Josh Wright: "Larry was — as those who crossed his path in legal academia know — a force to be reckoned with. He pursued his research interests — from corporate law and jurisdictional competition to the reform of legal education — with a passion not rivaled by many in the academy. The legal academy will be worse off for losing Larry’s voice as a scholar."
Geoff Manne: "The intellectual life of everyone who knew him, of this blog, and of the legal academy at large is deeply diminished for his passing."
Ilya Somin: "My personal favorite among his many excellent works is his recent book The Law Market (coauthored with Erin O’Hara), which is perhaps the best recent book on the potential benefits of competition between state legal systems in American federalism."
Ted Frank:
I cannot begin to say how devastated I am at the sudden death of Larry Ribstein this morning, just two days shy of his fortieth wedding anniversary. Larry was so creative and innovative in so many fields (this is just how many times we cited to him since February, including just this week), I often found myself wishing that there were several Larrys because everything he wrote had such opportunity cost for other things he didn't have time to write.

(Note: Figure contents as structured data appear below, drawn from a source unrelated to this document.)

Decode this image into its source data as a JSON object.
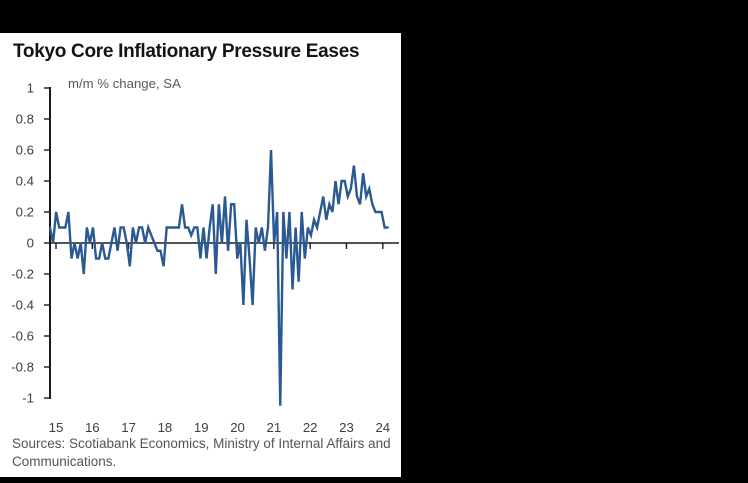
{
  "window": {
    "background_color": "#000000",
    "panel_background_color": "#ffffff"
  },
  "chart": {
    "title": "Tokyo Core Inflationary Pressure Eases",
    "subtitle": "m/m % change, SA",
    "source": "Sources: Scotiabank Economics, Ministry of Internal Affairs and Communications."
  },
  "chart_data": {
    "type": "line",
    "title": "Tokyo Core Inflationary Pressure Eases",
    "ylabel": "m/m % change, SA",
    "xlabel": "",
    "ylim": [
      -1,
      1
    ],
    "grid": false,
    "legend": "none",
    "line_color": "#2b5a92",
    "axis_color": "#1a1a1a",
    "tick_label_color": "#3f3f3f",
    "yticks": [
      1,
      0.8,
      0.6,
      0.4,
      0.2,
      0,
      -0.2,
      -0.4,
      -0.6,
      -0.8,
      -1
    ],
    "xticks": [
      "15",
      "16",
      "17",
      "18",
      "19",
      "20",
      "21",
      "22",
      "23",
      "24"
    ],
    "frequency": "monthly",
    "x_start": "2015-01",
    "x_end": "2024-03",
    "values": [
      0.1,
      0.0,
      0.2,
      0.1,
      0.1,
      0.1,
      0.2,
      -0.1,
      0.0,
      -0.1,
      0.0,
      -0.2,
      0.1,
      0.0,
      0.1,
      -0.1,
      -0.1,
      0.0,
      -0.1,
      -0.1,
      0.0,
      0.1,
      -0.05,
      0.1,
      0.1,
      0.0,
      -0.15,
      0.1,
      0.0,
      0.1,
      0.1,
      0.0,
      0.1,
      0.05,
      0.0,
      -0.05,
      -0.05,
      -0.15,
      0.1,
      0.1,
      0.1,
      0.1,
      0.1,
      0.25,
      0.1,
      0.1,
      0.05,
      0.1,
      0.1,
      -0.1,
      0.1,
      -0.1,
      0.1,
      0.25,
      -0.2,
      0.25,
      0.0,
      0.3,
      -0.05,
      0.25,
      0.25,
      -0.1,
      0.0,
      -0.4,
      0.15,
      -0.1,
      -0.4,
      0.1,
      0.0,
      0.1,
      -0.05,
      0.1,
      0.6,
      0.0,
      0.2,
      -1.05,
      0.2,
      -0.1,
      0.2,
      -0.3,
      0.1,
      -0.25,
      0.2,
      -0.1,
      0.1,
      0.05,
      0.15,
      0.1,
      0.2,
      0.3,
      0.15,
      0.25,
      0.2,
      0.4,
      0.25,
      0.4,
      0.4,
      0.3,
      0.35,
      0.5,
      0.3,
      0.25,
      0.45,
      0.3,
      0.35,
      0.25,
      0.2,
      0.2,
      0.2,
      0.1,
      0.1
    ]
  }
}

I was always begging him to write for me when I was at AEI, and the time he said yes, he (with Henry Butler) turned out the important The Sarbanes-Oxley Debacle, a devastating and persuasive takedown of the new law. I'd end up plagiarizing Professor Bainbridge's summary of the rest of Ribstein's body of work to discuss the rest of it, so I'll refer you to his thorough post. In area after area—overcriminalization, overregulation, popular-culture portrayal of business, the cartelization of legal practice and education—he was often close to alone in taking important contrarian positions. If I found myself disagreeing with Larry, I knew it meant I'd better put some soul-searching and analysis into my own position; if I hadn't already thought about an issue of corporate law or federalism, I knew I could scan Ribstein's work on the subject to have a good starting point. So not only do we not have the three or five Larry Ribsteins we needed, we now don't even have the one, and we're poorer for it.
But beyond the loss to legal scholarship is the loss of a good person. Larry was also a friend, but an intellectually honest one who wouldn't hesitate to tell you when he thought you were wrong (which happened several times a year to me). But that made it all the more flattering when he demonstrated support, and he was an early supporter of mine when it was far from clear that my hare-brained quixotic scheme would accomplish anything. I'm going to miss him a lot. Condolences to his family and friends.